24.433 · Initiative parlementaire · 2024-06-13
Département de justice et police
Liquidé
Wortlaut
On modifiera la LEI et la LAsi de telle sorte que les personnes à protéger sans autorisation de séjour et les personnes admises à titre provisoire bénéficient de l'aide sociale selon les mêmes barèmes que les réfugiés reconnus :
Art. 82, al. 3, LAsi
L’aide sociale accordée aux requérants et aux personnes à protéger qui ne bénéficient pas d’une autorisation de séjour doit être fournie, dans la mesure du possible, sous la forme de prestations en nature. Elle est égale à celle accordée aux personnes résidant en Suisse.
Art. 86, al. 1, LEI
Les cantons règlent la fixation et le versement de l’aide sociale et de l’aide d’urgence destinées aux personnes admises à titre provisoire. […] L'aide octroyée aux personnes admises à titre provisoire doit, en général, être fournie sous la forme de prestations en nature. Elle est égale à celle accordée aux personnes résidant en Suisse.
Begründung
Les art. 82, al. 3, LAsi et 86, al. 1 LEI disposent que le montant de l'aide sociale octroyée aux réfugiés avec le statut S ou F est inférieur à celui des autres bénéficiaires de l'aide sociale. En avril 2024, un document de travail, à l'élaboration duquel ont participé l'EPF et les universités de Zurich et de Bâle, a été publié. Il montre que le montant des prestations de l'aide sociale a une influence sur la criminalité des réfugiés (Auer et al. : Social Assistance and Refugee Crime, in : CESifo Working Papers).

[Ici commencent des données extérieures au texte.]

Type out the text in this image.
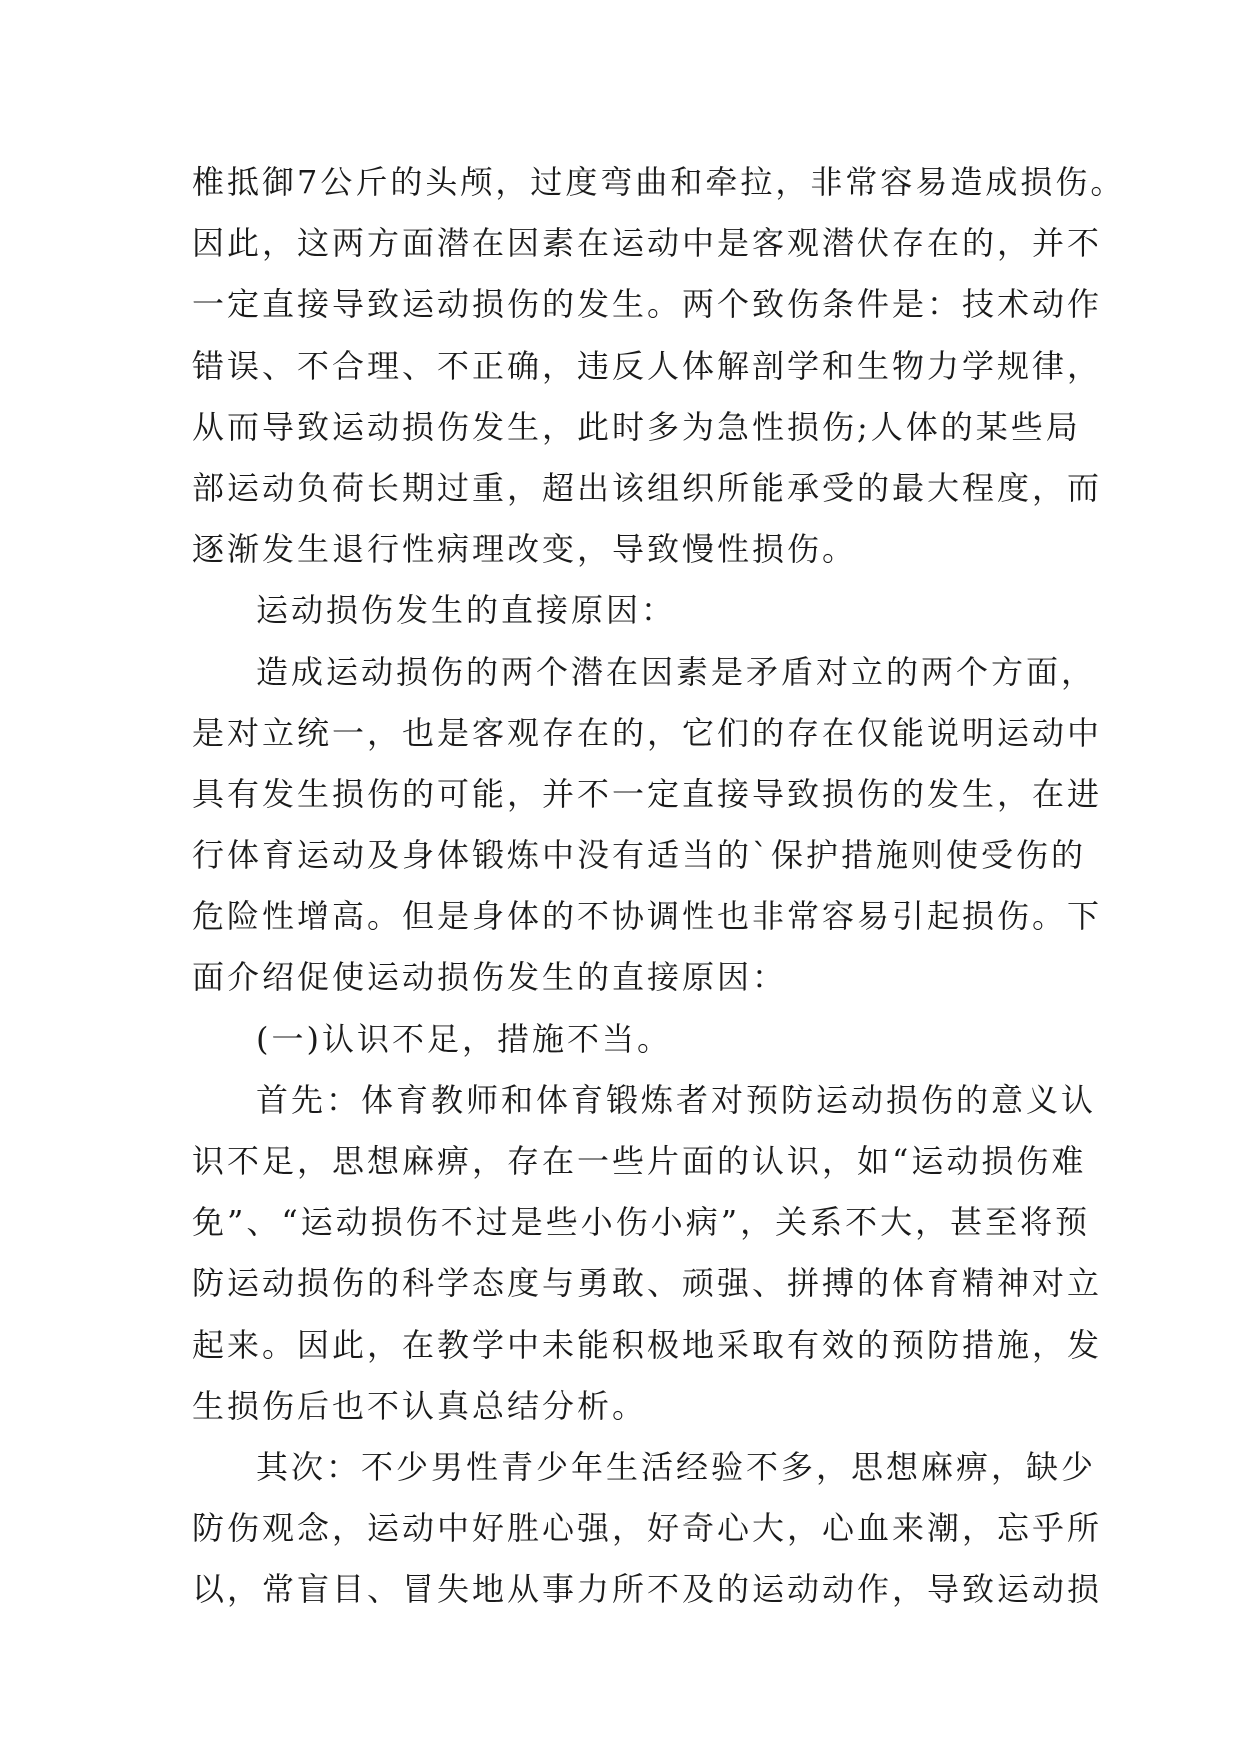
椎抵御7公斤的头颅，过度弯曲和牵拉，非常容易造成损伤。
因此，这两方面潜在因素在运动中是客观潜伏存在的，并不
一定直接导致运动损伤的发生。两个致伤条件是：技术动作
错误、不合理、不正确，违反人体解剖学和生物力学规律，
从而导致运动损伤发生，此时多为急性损伤;人体的某些局
部运动负荷长期过重，超出该组织所能承受的最大程度，而
逐渐发生退行性病理改变，导致慢性损伤。
运动损伤发生的直接原因：
造成运动损伤的两个潜在因素是矛盾对立的两个方面，
是对立统一，也是客观存在的，它们的存在仅能说明运动中
具有发生损伤的可能，并不一定直接导致损伤的发生，在进
行体育运动及身体锻炼中没有适当的`保护措施则使受伤的
危险性增高。但是身体的不协调性也非常容易引起损伤。下
面介绍促使运动损伤发生的直接原因：
(一)认识不足，措施不当。
首先：体育教师和体育锻炼者对预防运动损伤的意义认
识不足，思想麻痹，存在一些片面的认识，如“运动损伤难
免”、“运动损伤不过是些小伤小病”，关系不大，甚至将预
防运动损伤的科学态度与勇敢、顽强、拼搏的体育精神对立
起来。因此，在教学中未能积极地采取有效的预防措施，发
生损伤后也不认真总结分析。
其次：不少男性青少年生活经验不多，思想麻痹，缺少
防伤观念，运动中好胜心强，好奇心大，心血来潮，忘乎所
以，常盲目、冒失地从事力所不及的运动动作，导致运动损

L'étude relie les données individuelles avec les barèmes de l'aide sociale de chaque canton et exploite les différences entre les divers barèmes d'aide sociale en vigueur entre 2009 et 2016. L'étude met clairement en évidence une relation inverse entre un montant plus élevé de l'aide sociale et le nombre de délits, en particulier en ce qui concerne la petite délinquance (comme les vols ou les délits liés à la drogue). Les résultats de l'étude indiquent également que l'aide sociale peut être une mesure peu coûteuse pour améliorer la qualité de vie des personnes avec le statut S ou F et pour renforcer la sécurité publique. Ils montrent aussi qu'une hausse de l'aide sociale n'a pas d'effet négatif sur la participation au marché du travail et réduit les coûts des autorités de poursuite pénale.
Il est important d'adapter les bases légales pour aligner les barèmes de l'aide sociale accordée aux réfugiés avec statut S ou F sur celui des autres bénéficiaires de l'aide sociale résidant en Suisse, et ce, afin de renforcer la sécurité publique, d'économiser des coûts liés à la sécurité et de promouvoir l'intégration.